Rene Letourneau, for HealthLeaders Media, February 3, 2014

Reduced reimbursements are the most-cited threat to healthcare organizations, but strategic leaders can find ways to mitigate the potential harm by shoring up collections and getting serious about analytics.

When Robin Norman, senior vice president and CFO at Virginia Hospital Center, a 334-bed institution in Arlington, VA, looks ahead to the rest of 2014, the glaring issue she sees on the horizon for her organization is declining reimbursements.

"Our biggest challenge is the ongoing reimbursement reductions, primarily from government payers, and that train just keeps coming at you every year," she says.

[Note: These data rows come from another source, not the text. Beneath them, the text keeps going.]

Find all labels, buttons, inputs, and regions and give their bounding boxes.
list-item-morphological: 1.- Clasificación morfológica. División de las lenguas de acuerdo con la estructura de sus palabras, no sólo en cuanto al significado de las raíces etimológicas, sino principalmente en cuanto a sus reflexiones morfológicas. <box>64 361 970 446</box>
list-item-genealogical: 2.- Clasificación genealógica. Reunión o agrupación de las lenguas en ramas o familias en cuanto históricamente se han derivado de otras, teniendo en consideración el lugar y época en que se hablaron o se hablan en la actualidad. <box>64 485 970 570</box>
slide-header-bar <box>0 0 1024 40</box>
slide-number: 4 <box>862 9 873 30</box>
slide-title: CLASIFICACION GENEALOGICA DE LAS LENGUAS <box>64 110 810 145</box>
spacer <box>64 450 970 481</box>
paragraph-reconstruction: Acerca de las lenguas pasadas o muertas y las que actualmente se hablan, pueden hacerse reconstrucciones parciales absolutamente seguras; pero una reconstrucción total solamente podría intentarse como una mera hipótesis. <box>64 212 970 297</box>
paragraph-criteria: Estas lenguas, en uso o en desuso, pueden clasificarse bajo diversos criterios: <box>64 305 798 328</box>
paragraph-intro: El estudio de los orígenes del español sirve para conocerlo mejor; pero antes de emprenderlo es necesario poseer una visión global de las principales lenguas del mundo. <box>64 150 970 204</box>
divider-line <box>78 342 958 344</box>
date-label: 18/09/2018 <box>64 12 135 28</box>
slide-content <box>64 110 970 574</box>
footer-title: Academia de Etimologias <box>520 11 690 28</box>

Norman is certainly not alone in her assessment. In the HealthLeaders Media 2014 Industry Survey: Forging Healthcare's New Financial Foundation, 91% of respondents said they consider reduced reimbursements to be a threat to their organization, far outweighing the next two most commonly cited concerns, industry consolidation (37%) and overall healthcare reform (36%).

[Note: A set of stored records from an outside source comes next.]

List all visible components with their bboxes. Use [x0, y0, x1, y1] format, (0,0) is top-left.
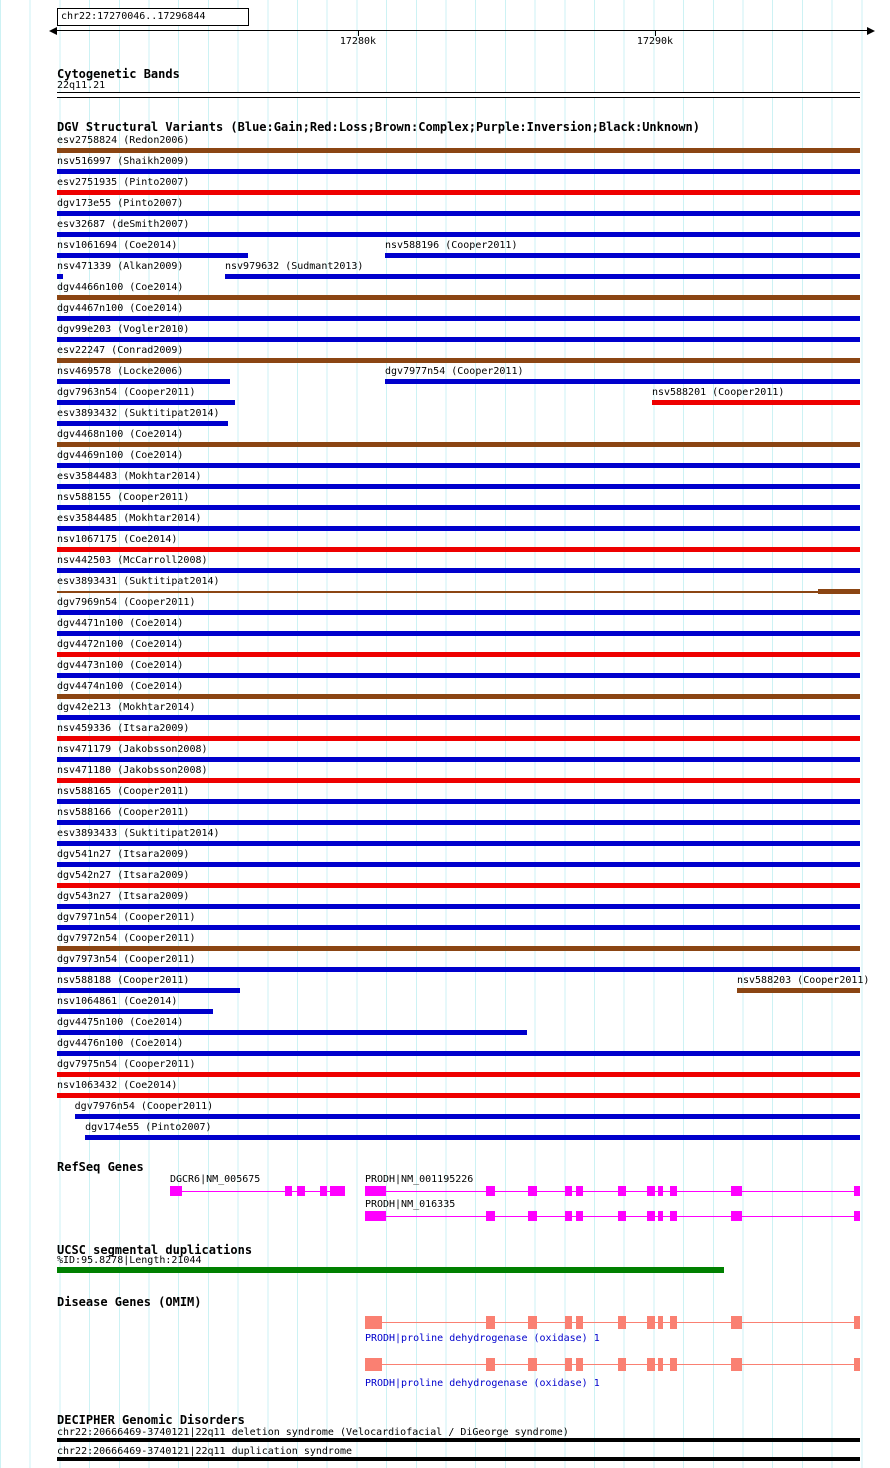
gene-exon[interactable] [365, 1186, 386, 1196]
dgv-variant-label[interactable]: esv2751935 (Pinto2007) [57, 177, 190, 188]
dgv-variant-label[interactable]: nsv588165 (Cooper2011) [57, 786, 190, 797]
gene-exon[interactable] [618, 1211, 626, 1221]
gene-exon[interactable] [854, 1358, 860, 1371]
section-title-refseq: RefSeq Genes [57, 1160, 144, 1174]
region-label-box: chr22:17270046..17296844 [57, 8, 249, 26]
dgv-variant-label[interactable]: dgv543n27 (Itsara2009) [57, 891, 190, 902]
gene-exon[interactable] [658, 1211, 664, 1221]
dgv-variant-label[interactable]: dgv7975n54 (Cooper2011) [57, 1059, 196, 1070]
dgv-variant-bar[interactable] [57, 904, 860, 909]
gene-exon[interactable] [576, 1186, 583, 1196]
gene-intron-line[interactable] [365, 1191, 860, 1192]
dgv-variant-label[interactable]: dgv542n27 (Itsara2009) [57, 870, 190, 881]
dgv-variant-label[interactable]: nsv442503 (McCarroll2008) [57, 555, 208, 566]
dgv-variant-bar[interactable] [57, 652, 860, 657]
gene-label[interactable]: PRODH|proline dehydrogenase (oxidase) 1 [364, 1333, 600, 1344]
gene-exon[interactable] [486, 1316, 494, 1329]
decipher-bar[interactable] [57, 1457, 860, 1461]
dgv-variant-bar[interactable] [57, 484, 860, 489]
gene-label[interactable]: PRODH|NM_016335 [364, 1199, 456, 1210]
dgv-variant-bar[interactable] [57, 1009, 213, 1014]
gene-exon[interactable] [486, 1211, 494, 1221]
dgv-variant-label[interactable]: nsv1067175 (Coe2014) [57, 534, 178, 545]
dgv-variant-label[interactable]: dgv4474n100 (Coe2014) [57, 681, 184, 692]
dgv-variant-label[interactable]: dgv4476n100 (Coe2014) [57, 1038, 184, 1049]
section-title-omim: Disease Genes (OMIM) [57, 1295, 202, 1309]
dgv-variant-label[interactable]: nsv1061694 (Coe2014) [57, 240, 178, 251]
gene-exon[interactable] [528, 1186, 537, 1196]
dgv-variant-bar[interactable] [57, 442, 860, 447]
dgv-variant-label[interactable]: dgv4469n100 (Coe2014) [57, 450, 184, 461]
dgv-variant-label[interactable]: dgv42e213 (Mokhtar2014) [57, 702, 196, 713]
gene-exon[interactable] [320, 1186, 327, 1196]
dgv-variant-label[interactable]: nsv469578 (Locke2006) [57, 366, 184, 377]
gene-label[interactable]: PRODH|NM_001195226 [364, 1174, 474, 1185]
dgv-variant-label[interactable]: dgv541n27 (Itsara2009) [57, 849, 190, 860]
dgv-variant-label[interactable]: esv3893432 (Suktitipat2014) [57, 408, 220, 419]
dgv-variant-label[interactable]: dgv4471n100 (Coe2014) [57, 618, 184, 629]
dgv-variant-label[interactable]: dgv7972n54 (Cooper2011) [57, 933, 196, 944]
dgv-variant-label[interactable]: dgv7971n54 (Cooper2011) [57, 912, 196, 923]
gene-exon[interactable] [365, 1316, 382, 1329]
section-title-decipher: DECIPHER Genomic Disorders [57, 1413, 245, 1427]
gene-exon[interactable] [647, 1316, 654, 1329]
gene-exon[interactable] [565, 1316, 572, 1329]
dgv-variant-bar[interactable] [57, 988, 240, 993]
decipher-bar[interactable] [57, 1438, 860, 1442]
gene-exon[interactable] [670, 1211, 677, 1221]
dgv-variant-bar[interactable] [75, 1114, 860, 1119]
dgv-variant-bar[interactable] [818, 589, 860, 594]
dgv-variant-bar[interactable] [57, 757, 860, 762]
dgv-variant-bar[interactable] [57, 379, 230, 384]
cytoband-bar[interactable] [57, 92, 860, 98]
gene-exon[interactable] [618, 1186, 626, 1196]
dgv-variant-label[interactable]: esv3893433 (Suktitipat2014) [57, 828, 220, 839]
gene-exon[interactable] [170, 1186, 182, 1196]
gene-exon[interactable] [528, 1211, 537, 1221]
dgv-variant-label[interactable]: dgv4473n100 (Coe2014) [57, 660, 184, 671]
dgv-variant-label[interactable]: dgv4468n100 (Coe2014) [57, 429, 184, 440]
dgv-variant-bar[interactable] [57, 673, 860, 678]
gene-exon[interactable] [854, 1186, 860, 1196]
dgv-variant-label[interactable]: dgv4472n100 (Coe2014) [57, 639, 184, 650]
gene-exon[interactable] [731, 1316, 742, 1329]
gene-exon[interactable] [854, 1316, 860, 1329]
dgv-variant-bar[interactable] [57, 841, 860, 846]
dgv-variant-label[interactable]: dgv4466n100 (Coe2014) [57, 282, 184, 293]
ruler-line [56, 30, 868, 31]
gene-exon[interactable] [670, 1358, 677, 1371]
dgv-variant-bar[interactable] [225, 274, 860, 279]
dgv-variant-bar[interactable] [737, 988, 860, 993]
gene-exon[interactable] [647, 1186, 654, 1196]
dgv-variant-label[interactable]: dgv4475n100 (Coe2014) [57, 1017, 184, 1028]
dgv-variant-bar[interactable] [57, 547, 860, 552]
ruler-arrow-left-icon [49, 27, 57, 35]
cytoband-label: 22q11.21 [57, 80, 106, 91]
dgv-variant-line[interactable] [57, 591, 860, 593]
gene-exon[interactable] [576, 1316, 583, 1329]
dgv-variant-label[interactable]: nsv979632 (Sudmant2013) [224, 261, 364, 272]
dgv-variant-label[interactable]: dgv7976n54 (Cooper2011) [74, 1101, 214, 1112]
gene-exon[interactable] [647, 1211, 654, 1221]
dgv-variant-bar[interactable] [57, 778, 860, 783]
dgv-variant-bar[interactable] [57, 169, 860, 174]
dgv-variant-bar[interactable] [57, 1030, 527, 1035]
section-title-cytobands: Cytogenetic Bands [57, 67, 180, 81]
dgv-variant-label[interactable]: dgv7969n54 (Cooper2011) [57, 597, 196, 608]
gene-exon[interactable] [647, 1358, 654, 1371]
gene-exon[interactable] [854, 1211, 860, 1221]
dgv-variant-label[interactable]: esv2758824 (Redon2006) [57, 135, 190, 146]
dgv-variant-bar[interactable] [57, 715, 860, 720]
gene-exon[interactable] [731, 1358, 742, 1371]
dgv-variant-bar[interactable] [57, 526, 860, 531]
dgv-variant-bar[interactable] [57, 316, 860, 321]
gene-label[interactable]: PRODH|proline dehydrogenase (oxidase) 1 [364, 1378, 600, 1389]
dgv-variant-bar[interactable] [57, 148, 860, 153]
gene-exon[interactable] [670, 1316, 677, 1329]
dgv-variant-bar[interactable] [57, 967, 860, 972]
decipher-label[interactable]: chr22:20666469-3740121|22q11 deletion syndrome (Velocardiofacial / DiGeorge syndrome) [57, 1427, 569, 1438]
gene-exon[interactable] [576, 1211, 583, 1221]
segdup-label[interactable]: %ID:95.8278|Length:21044 [57, 1255, 202, 1266]
dgv-variant-bar[interactable] [57, 400, 235, 405]
gene-label[interactable]: DGCR6|NM_005675 [169, 1174, 261, 1185]
gene-intron-line[interactable] [365, 1216, 860, 1217]
dgv-variant-bar[interactable] [57, 337, 860, 342]
dgv-variant-bar[interactable] [57, 925, 860, 930]
gene-exon[interactable] [618, 1358, 626, 1371]
dgv-variant-bar[interactable] [57, 211, 860, 216]
dgv-variant-label[interactable]: dgv4467n100 (Coe2014) [57, 303, 184, 314]
dgv-variant-bar[interactable] [57, 421, 228, 426]
dgv-variant-bar[interactable] [57, 505, 860, 510]
dgv-variant-bar[interactable] [57, 232, 860, 237]
dgv-variant-label[interactable]: dgv99e203 (Vogler2010) [57, 324, 190, 335]
gene-exon[interactable] [528, 1358, 537, 1371]
gene-exon[interactable] [297, 1186, 305, 1196]
dgv-variant-label[interactable]: dgv174e55 (Pinto2007) [85, 1122, 212, 1133]
dgv-variant-bar[interactable] [57, 610, 860, 615]
dgv-variant-label[interactable]: dgv173e55 (Pinto2007) [57, 198, 184, 209]
gene-intron-line[interactable] [365, 1364, 860, 1365]
decipher-label[interactable]: chr22:20666469-3740121|22q11 duplication syndrome [57, 1446, 353, 1457]
dgv-variant-label[interactable]: esv22247 (Conrad2009) [57, 345, 184, 356]
dgv-variant-bar[interactable] [57, 274, 63, 279]
dgv-variant-bar[interactable] [57, 862, 860, 867]
dgv-variant-label[interactable]: esv3584483 (Mokhtar2014) [57, 471, 202, 482]
dgv-variant-label[interactable]: nsv516997 (Shaikh2009) [57, 156, 190, 167]
gene-exon[interactable] [576, 1358, 583, 1371]
dgv-variant-bar[interactable] [57, 694, 860, 699]
gene-exon[interactable] [658, 1316, 664, 1329]
dgv-variant-label[interactable]: nsv588155 (Cooper2011) [57, 492, 190, 503]
dgv-variant-label[interactable]: nsv471339 (Alkan2009) [57, 261, 184, 272]
gene-exon[interactable] [731, 1186, 742, 1196]
section-title-segdup: UCSC segmental duplications [57, 1243, 253, 1257]
dgv-variant-bar[interactable] [385, 253, 860, 258]
dgv-variant-bar[interactable] [85, 1135, 860, 1140]
gene-exon[interactable] [486, 1186, 494, 1196]
dgv-variant-bar[interactable] [57, 820, 860, 825]
dgv-variant-label[interactable]: nsv588203 (Cooper2011) [736, 975, 870, 986]
gene-exon[interactable] [285, 1186, 293, 1196]
dgv-variant-label[interactable]: esv3893431 (Suktitipat2014) [57, 576, 220, 587]
dgv-variant-bar[interactable] [57, 1072, 860, 1077]
dgv-variant-bar[interactable] [652, 400, 860, 405]
gene-exon[interactable] [330, 1186, 345, 1196]
gene-exon[interactable] [486, 1358, 494, 1371]
gene-intron-line[interactable] [365, 1322, 860, 1323]
dgv-variant-label[interactable]: nsv588196 (Cooper2011) [385, 240, 518, 251]
gene-exon[interactable] [365, 1211, 386, 1221]
dgv-variant-bar[interactable] [57, 253, 248, 258]
dgv-variant-label[interactable]: dgv7973n54 (Cooper2011) [57, 954, 196, 965]
dgv-variant-label[interactable]: esv3584485 (Mokhtar2014) [57, 513, 202, 524]
dgv-variant-label[interactable]: nsv459336 (Itsara2009) [57, 723, 190, 734]
gene-exon[interactable] [565, 1358, 572, 1371]
dgv-variant-bar[interactable] [57, 295, 860, 300]
dgv-variant-label[interactable]: nsv588166 (Cooper2011) [57, 807, 190, 818]
gene-exon[interactable] [670, 1186, 677, 1196]
dgv-variant-bar[interactable] [57, 1093, 860, 1098]
dgv-variant-label[interactable]: dgv7977n54 (Cooper2011) [385, 366, 524, 377]
gene-exon[interactable] [565, 1211, 572, 1221]
dgv-variant-label[interactable]: dgv7963n54 (Cooper2011) [57, 387, 196, 398]
dgv-variant-label[interactable]: nsv1063432 (Coe2014) [57, 1080, 178, 1091]
section-title-dgv: DGV Structural Variants (Blue:Gain;Red:Loss;Brown:Complex;Purple:Inversion;Black:Unknown) [57, 120, 700, 134]
dgv-variant-bar[interactable] [57, 568, 860, 573]
dgv-variant-label[interactable]: nsv1064861 (Coe2014) [57, 996, 178, 1007]
gene-exon[interactable] [731, 1211, 742, 1221]
dgv-variant-bar[interactable] [57, 463, 860, 468]
dgv-variant-label[interactable]: nsv471180 (Jakobsson2008) [57, 765, 208, 776]
ruler-tick-label: 17290k [636, 36, 674, 47]
gene-exon[interactable] [565, 1186, 572, 1196]
dgv-variant-bar[interactable] [385, 379, 860, 384]
dgv-variant-label[interactable]: nsv471179 (Jakobsson2008) [57, 744, 208, 755]
gene-exon[interactable] [658, 1358, 664, 1371]
dgv-variant-bar[interactable] [57, 1051, 860, 1056]
dgv-variant-label[interactable]: nsv588201 (Cooper2011) [651, 387, 785, 398]
dgv-variant-bar[interactable] [57, 736, 860, 741]
gene-exon[interactable] [528, 1316, 537, 1329]
ruler-tick-label: 17280k [339, 36, 377, 47]
dgv-variant-label[interactable]: esv32687 (deSmith2007) [57, 219, 190, 230]
ruler-arrow-right-icon [867, 27, 875, 35]
gene-exon[interactable] [658, 1186, 664, 1196]
dgv-variant-bar[interactable] [57, 946, 860, 951]
dgv-variant-bar[interactable] [57, 883, 860, 888]
dgv-variant-bar[interactable] [57, 631, 860, 636]
dgv-variant-label[interactable]: nsv588188 (Cooper2011) [57, 975, 190, 986]
gene-exon[interactable] [618, 1316, 626, 1329]
dgv-variant-bar[interactable] [57, 190, 860, 195]
gene-exon[interactable] [365, 1358, 382, 1371]
dgv-variant-bar[interactable] [57, 358, 860, 363]
dgv-variant-bar[interactable] [57, 799, 860, 804]
segdup-bar[interactable] [57, 1267, 724, 1273]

1. Integrate and Train to Prevent Leakage
While it may not come as a surprise to anyone in healthcare that reimbursements are a major cause for concern, the constant need to do more with less has Norman and her team looking for long-term solutions for containing costs and preventing leakage.

"The complexity in healthcare is unfortunate, even the complexity that existed before all the changes that are beginning to transpire," she says. "All those complexities lead to opportunities to make mistakes that are just human mistakes— like an honest registration error where something gets entered wrong or a physician doesn't document something correctly—and we don't get paid."